Yangon, Gatra.com - Para penentang kekuasaan militer di Myanmar atau anti-kudeta militer menyerukan "serangan diam" pada hari Jumat, (16/4) kepada orang-orang untuk tinggal di rumah saja. Dan, mereka diharuskan mengenakan pakaian hitam jika hendak keluar rumah. Hal itu bertujuan untuk mengenang lebih dari 700 orang yang gugur dalam protes terhadap kudeta 1 Februari 2021 lalu.

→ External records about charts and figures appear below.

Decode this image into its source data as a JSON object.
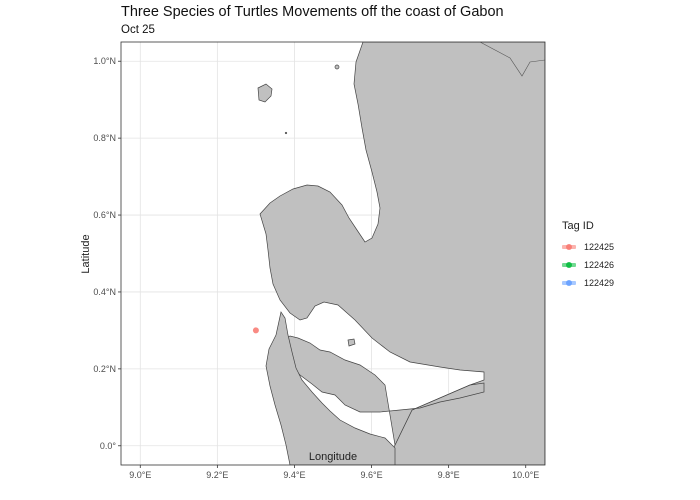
{
  "title": "Three Species of Turtles Movements off the coast of Gabon",
  "subtitle": "Oct 25",
  "axes": {
    "x": {
      "label": "Longitude",
      "range": [
        8.95,
        10.05
      ],
      "ticks": [
        {
          "v": 9.0,
          "label": "9.0°E"
        },
        {
          "v": 9.2,
          "label": "9.2°E"
        },
        {
          "v": 9.4,
          "label": "9.4°E"
        },
        {
          "v": 9.6,
          "label": "9.6°E"
        },
        {
          "v": 9.8,
          "label": "9.8°E"
        },
        {
          "v": 10.0,
          "label": "10.0°E"
        }
      ]
    },
    "y": {
      "label": "Latitude",
      "range": [
        -0.05,
        1.05
      ],
      "ticks": [
        {
          "v": 0.0,
          "label": "0.0°"
        },
        {
          "v": 0.2,
          "label": "0.2°N"
        },
        {
          "v": 0.4,
          "label": "0.4°N"
        },
        {
          "v": 0.6,
          "label": "0.6°N"
        },
        {
          "v": 0.8,
          "label": "0.8°N"
        },
        {
          "v": 1.0,
          "label": "1.0°N"
        }
      ]
    },
    "grid": true
  },
  "map": {
    "land_color": "#c0c0c0",
    "sea_color": "#ffffff",
    "border_color": "#444444"
  },
  "legend": {
    "title": "Tag ID",
    "position": "right",
    "items": [
      {
        "label": "122425",
        "color": "#f8766d"
      },
      {
        "label": "122426",
        "color": "#00ba38"
      },
      {
        "label": "122429",
        "color": "#619cff"
      }
    ]
  },
  "chart_data": {
    "type": "scatter",
    "title": "Three Species of Turtles Movements off the coast of Gabon",
    "subtitle": "Oct 25",
    "xlabel": "Longitude",
    "ylabel": "Latitude",
    "xlim": [
      8.95,
      10.05
    ],
    "ylim": [
      -0.05,
      1.05
    ],
    "series": [
      {
        "name": "122425",
        "color": "#f8766d",
        "points": [
          {
            "lon": 9.3,
            "lat": 0.3
          }
        ]
      },
      {
        "name": "122426",
        "color": "#00ba38",
        "points": []
      },
      {
        "name": "122429",
        "color": "#619cff",
        "points": []
      }
    ]
  }
}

"Mari kita heningkan jalan! Kita harus melakukan serangan diam untuk menunjukkan kesedihan kita bagi para martir yang sudah menakut-nakuti hidup mereka. Suara sunyi adalah suara yang paling keras," tulis pemimpin protes Ei Thinzar Maung ,yang memposting di halaman Facebook-nya, sebagaimana dilansir dari kantor berita Reuters pada Jumat (16/4).

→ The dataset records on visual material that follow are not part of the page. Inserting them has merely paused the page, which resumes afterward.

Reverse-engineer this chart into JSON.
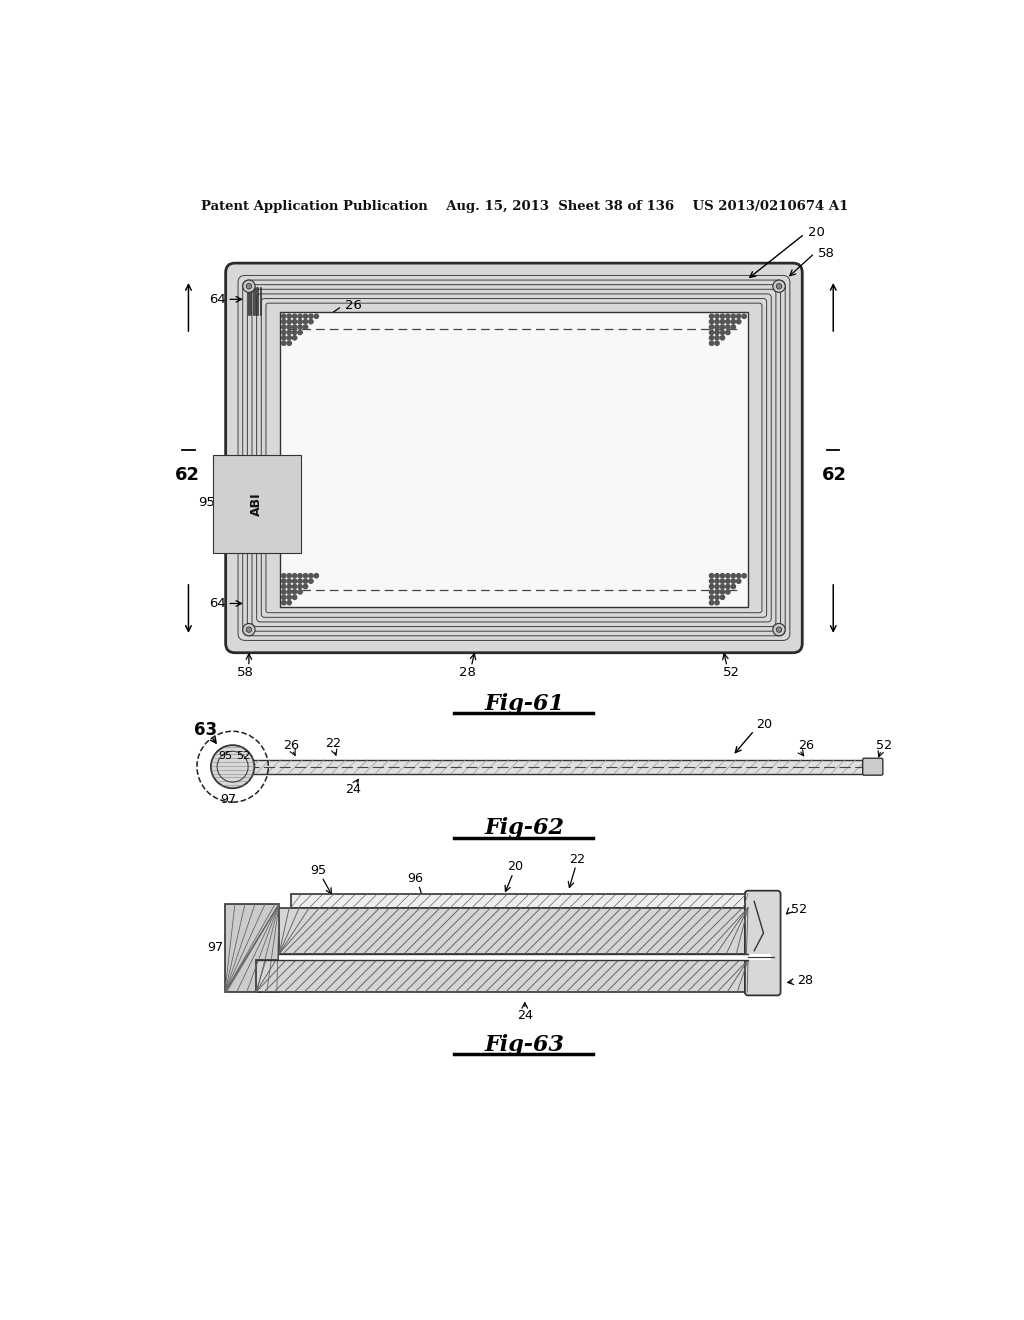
{
  "bg_color": "#ffffff",
  "header_text": "Patent Application Publication    Aug. 15, 2013  Sheet 38 of 136    US 2013/0210674 A1",
  "fig61_label": "Fig-61",
  "fig62_label": "Fig-62",
  "fig63_label": "Fig-63",
  "line_color": "#1a1a1a",
  "gray_light": "#e0e0e0",
  "gray_med": "#c0c0c0",
  "gray_dark": "#888888"
}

Banyak warga yang marah dengan kembalinya pemerintahan militer seusai lima tahun pemerintahan sipil yang dipimpin Aung San Suu Kyi. Bahkan, mereka sampai turun ke jalan, bersama para aktivis untuk memikirkan cara baru agar dapat memperlihatkan perlawanan dari penindasan pasukan keamanan Myanmar.

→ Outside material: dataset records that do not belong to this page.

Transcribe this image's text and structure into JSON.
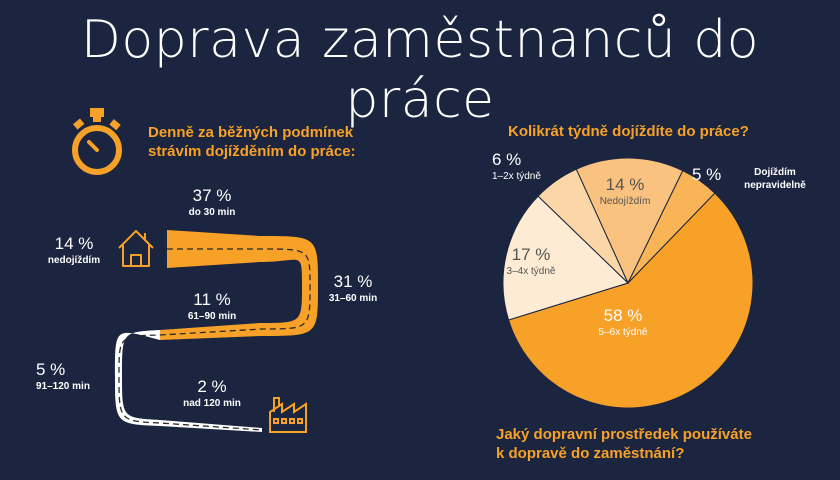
{
  "title": "Doprava zaměstnanců do práce",
  "commute_time": {
    "heading_line1": "Denně za běžných podmínek",
    "heading_line2": "strávím dojížděním do práce:",
    "chart_data": {
      "type": "bar",
      "categories": [
        "nedojíždím",
        "do 30 min",
        "31–60 min",
        "61–90 min",
        "91–120 min",
        "nad 120 min"
      ],
      "values": [
        14,
        37,
        31,
        11,
        5,
        2
      ],
      "value_labels": [
        "14 %",
        "37 %",
        "31 %",
        "11 %",
        "5 %",
        "2 %"
      ]
    }
  },
  "frequency": {
    "heading": "Kolikrát týdně dojíždíte do práce?",
    "chart_data": {
      "type": "pie",
      "title": "Kolikrát týdně dojíždíte do práce?",
      "categories": [
        "5–6x týdně",
        "3–4x týdně",
        "1–2x týdně",
        "Nedojíždím",
        "Dojíždím nepravidelně"
      ],
      "values": [
        58,
        17,
        6,
        14,
        5
      ],
      "value_labels": [
        "58 %",
        "17 %",
        "6 %",
        "14 %",
        "5 %"
      ],
      "colors": [
        "#f7a128",
        "#fdebd3",
        "#fbd6a6",
        "#f9c27e",
        "#f8b456"
      ]
    }
  },
  "transport_question": {
    "line1": "Jaký dopravní prostředek používáte",
    "line2": "k dopravě do zaměstnání?"
  },
  "icons": [
    "stopwatch-icon",
    "house-icon",
    "factory-icon"
  ],
  "colors": {
    "background": "#1c2540",
    "accent": "#f7a128",
    "text": "#ffffff"
  }
}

Hari ini, merupakan hari ketiga dari lima hari pada liburan Tahun Baru Buddha, yang dikenal sebagai Thingyan. Kebanyakan orang di tahun ini menghindari perayaan yang biasa, serta fokus pada kampanye mereka melawan para jenderal yang menggulingkan pemerintahan Suu Kyi dan telah memenjarakannya.
Radio Free Asia melaporkan, bahwa dalam kekerasan semalam, dua orang ditembak dan dibunuh di pusat kota Myingyan. Juru bicara junta tidak dapat dihubungi untuk dimintai komentar.
Selain itu, Myanmar Now melaporkan pada Kamis malam, (15/4) tentara telah menggerebek sebuah biara Buddha terkenal di Kota Mandalay, serta menangkap dua orang.
Sebelumnya, dua penyelenggara yang protes telah ditangkap pada hari Kamis, (15/4) bersama dengan seorang aktor dan penyanyi. Keduanya berbicara menentang kudeta.